# Miranda Lambert!!!



## gopherhockey03 (Nov 14, 2011)

Me and Miranda Lambert!!!


----------



## ALDABRAMAN (Nov 15, 2011)

One lucky guy!


----------



## dmmj (Nov 15, 2011)

Who's miranda lambert?


----------



## AnthonyC (Nov 15, 2011)

Wow, Tanner! I'm SOOOO jealous!! If you could just cut the picture of that dude she's with out of the picture it would be perfect!! Hahahaha! Just kiddin'! Where did you meet her???


----------



## gopherhockey03 (Nov 15, 2011)

I met her at a big festival here in Minnesota! My father is big in the Music industry I'll have to start posting pics of me with everyone i've met like... Taylor Swift, Brad Paisley, Kenny Chesney, Dierks Bentley etc....


----------



## AnthonyC (Nov 15, 2011)

Nice! Definitely post 'em! 



gopherhockey03 said:


> I met her at a big festival here in Minnesota!
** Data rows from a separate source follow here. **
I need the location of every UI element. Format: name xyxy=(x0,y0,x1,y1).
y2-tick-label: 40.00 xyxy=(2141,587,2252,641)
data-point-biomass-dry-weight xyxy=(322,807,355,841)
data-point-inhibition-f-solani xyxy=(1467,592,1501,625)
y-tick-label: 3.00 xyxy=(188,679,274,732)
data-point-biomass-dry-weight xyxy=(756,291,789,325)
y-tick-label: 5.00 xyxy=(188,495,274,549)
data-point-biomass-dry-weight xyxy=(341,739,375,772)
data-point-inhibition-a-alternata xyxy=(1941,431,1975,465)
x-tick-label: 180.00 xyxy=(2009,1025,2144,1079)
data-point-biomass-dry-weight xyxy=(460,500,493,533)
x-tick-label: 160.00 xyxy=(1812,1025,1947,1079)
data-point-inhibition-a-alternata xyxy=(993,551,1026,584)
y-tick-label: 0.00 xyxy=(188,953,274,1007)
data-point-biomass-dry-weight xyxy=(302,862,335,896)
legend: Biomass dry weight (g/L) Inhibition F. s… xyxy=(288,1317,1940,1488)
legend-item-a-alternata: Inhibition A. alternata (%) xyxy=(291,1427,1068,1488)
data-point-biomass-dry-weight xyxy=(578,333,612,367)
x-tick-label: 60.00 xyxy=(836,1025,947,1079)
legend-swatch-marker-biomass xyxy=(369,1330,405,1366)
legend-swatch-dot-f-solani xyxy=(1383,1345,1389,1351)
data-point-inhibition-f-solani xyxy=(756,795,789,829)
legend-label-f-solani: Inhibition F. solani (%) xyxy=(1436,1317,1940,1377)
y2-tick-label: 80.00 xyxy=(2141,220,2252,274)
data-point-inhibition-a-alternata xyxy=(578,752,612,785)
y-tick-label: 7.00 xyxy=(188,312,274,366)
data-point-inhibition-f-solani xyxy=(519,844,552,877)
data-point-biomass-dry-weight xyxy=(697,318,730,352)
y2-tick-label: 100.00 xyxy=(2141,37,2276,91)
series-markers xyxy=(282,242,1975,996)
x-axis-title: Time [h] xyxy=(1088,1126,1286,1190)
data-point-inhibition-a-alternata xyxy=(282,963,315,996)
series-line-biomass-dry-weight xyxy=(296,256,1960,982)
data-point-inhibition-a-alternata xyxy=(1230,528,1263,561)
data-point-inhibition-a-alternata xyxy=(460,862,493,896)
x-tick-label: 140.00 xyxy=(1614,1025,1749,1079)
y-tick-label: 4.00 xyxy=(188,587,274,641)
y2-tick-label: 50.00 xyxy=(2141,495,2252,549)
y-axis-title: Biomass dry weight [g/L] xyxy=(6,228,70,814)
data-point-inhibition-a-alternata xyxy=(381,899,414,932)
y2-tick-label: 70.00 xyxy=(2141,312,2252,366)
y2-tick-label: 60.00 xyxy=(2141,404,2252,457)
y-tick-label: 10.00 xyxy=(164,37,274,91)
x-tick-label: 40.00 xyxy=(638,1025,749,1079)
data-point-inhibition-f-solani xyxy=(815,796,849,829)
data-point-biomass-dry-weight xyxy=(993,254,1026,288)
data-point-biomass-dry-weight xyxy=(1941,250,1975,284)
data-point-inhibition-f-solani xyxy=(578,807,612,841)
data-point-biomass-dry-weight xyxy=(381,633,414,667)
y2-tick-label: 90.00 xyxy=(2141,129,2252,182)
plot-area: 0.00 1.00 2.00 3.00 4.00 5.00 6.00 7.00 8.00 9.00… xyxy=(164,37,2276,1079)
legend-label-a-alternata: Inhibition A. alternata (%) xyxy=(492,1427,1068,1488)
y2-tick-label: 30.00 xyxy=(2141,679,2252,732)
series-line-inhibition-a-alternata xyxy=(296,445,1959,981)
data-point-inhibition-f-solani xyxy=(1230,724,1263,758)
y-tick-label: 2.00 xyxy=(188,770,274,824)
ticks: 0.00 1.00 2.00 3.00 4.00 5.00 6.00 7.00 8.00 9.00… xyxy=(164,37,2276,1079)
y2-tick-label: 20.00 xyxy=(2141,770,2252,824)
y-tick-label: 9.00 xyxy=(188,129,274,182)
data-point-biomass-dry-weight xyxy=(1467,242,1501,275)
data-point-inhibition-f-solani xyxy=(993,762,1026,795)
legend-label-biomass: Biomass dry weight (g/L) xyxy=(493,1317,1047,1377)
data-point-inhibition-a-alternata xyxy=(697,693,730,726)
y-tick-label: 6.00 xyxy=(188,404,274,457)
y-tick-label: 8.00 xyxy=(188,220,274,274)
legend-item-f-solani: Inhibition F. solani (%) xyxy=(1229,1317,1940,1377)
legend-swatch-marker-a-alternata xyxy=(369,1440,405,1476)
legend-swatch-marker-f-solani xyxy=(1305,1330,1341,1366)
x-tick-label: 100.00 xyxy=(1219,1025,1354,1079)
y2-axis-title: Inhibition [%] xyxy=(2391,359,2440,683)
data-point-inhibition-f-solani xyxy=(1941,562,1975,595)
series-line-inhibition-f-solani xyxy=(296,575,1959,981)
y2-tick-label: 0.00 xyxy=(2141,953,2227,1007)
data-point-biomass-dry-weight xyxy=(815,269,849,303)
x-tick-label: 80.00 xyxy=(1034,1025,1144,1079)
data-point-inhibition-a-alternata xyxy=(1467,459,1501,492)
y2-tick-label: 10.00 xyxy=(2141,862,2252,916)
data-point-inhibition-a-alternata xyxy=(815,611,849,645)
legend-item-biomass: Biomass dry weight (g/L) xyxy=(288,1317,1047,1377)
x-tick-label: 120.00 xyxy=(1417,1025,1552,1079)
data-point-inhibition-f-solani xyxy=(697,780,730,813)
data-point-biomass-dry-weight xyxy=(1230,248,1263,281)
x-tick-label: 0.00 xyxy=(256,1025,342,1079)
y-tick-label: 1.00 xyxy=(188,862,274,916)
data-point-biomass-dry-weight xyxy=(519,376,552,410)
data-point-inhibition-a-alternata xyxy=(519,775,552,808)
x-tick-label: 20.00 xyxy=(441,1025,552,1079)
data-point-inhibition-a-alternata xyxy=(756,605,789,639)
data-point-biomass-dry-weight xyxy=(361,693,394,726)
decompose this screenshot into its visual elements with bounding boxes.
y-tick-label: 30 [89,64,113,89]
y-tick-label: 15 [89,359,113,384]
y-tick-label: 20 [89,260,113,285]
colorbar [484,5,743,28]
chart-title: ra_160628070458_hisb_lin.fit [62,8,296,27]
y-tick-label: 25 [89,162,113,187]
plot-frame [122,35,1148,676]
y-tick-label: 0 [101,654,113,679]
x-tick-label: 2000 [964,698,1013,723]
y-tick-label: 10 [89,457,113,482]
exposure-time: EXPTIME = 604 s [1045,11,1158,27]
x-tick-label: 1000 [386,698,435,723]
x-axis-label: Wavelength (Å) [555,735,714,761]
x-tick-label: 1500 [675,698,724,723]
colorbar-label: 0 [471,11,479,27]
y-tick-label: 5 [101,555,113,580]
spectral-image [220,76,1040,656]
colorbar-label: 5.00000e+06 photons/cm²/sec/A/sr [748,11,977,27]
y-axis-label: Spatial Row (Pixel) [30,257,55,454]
My father is big in the Music industry I'll have to start posting pics of me with everyone i've met like... Taylor Swift, Brad Paisley, Kenny Chesney, Dierks Bentley etc....


----------



## CtTortoiseMom (Nov 15, 2011)

That is so cool!!! I am madly in love with Dierk's Bentley!!!


----------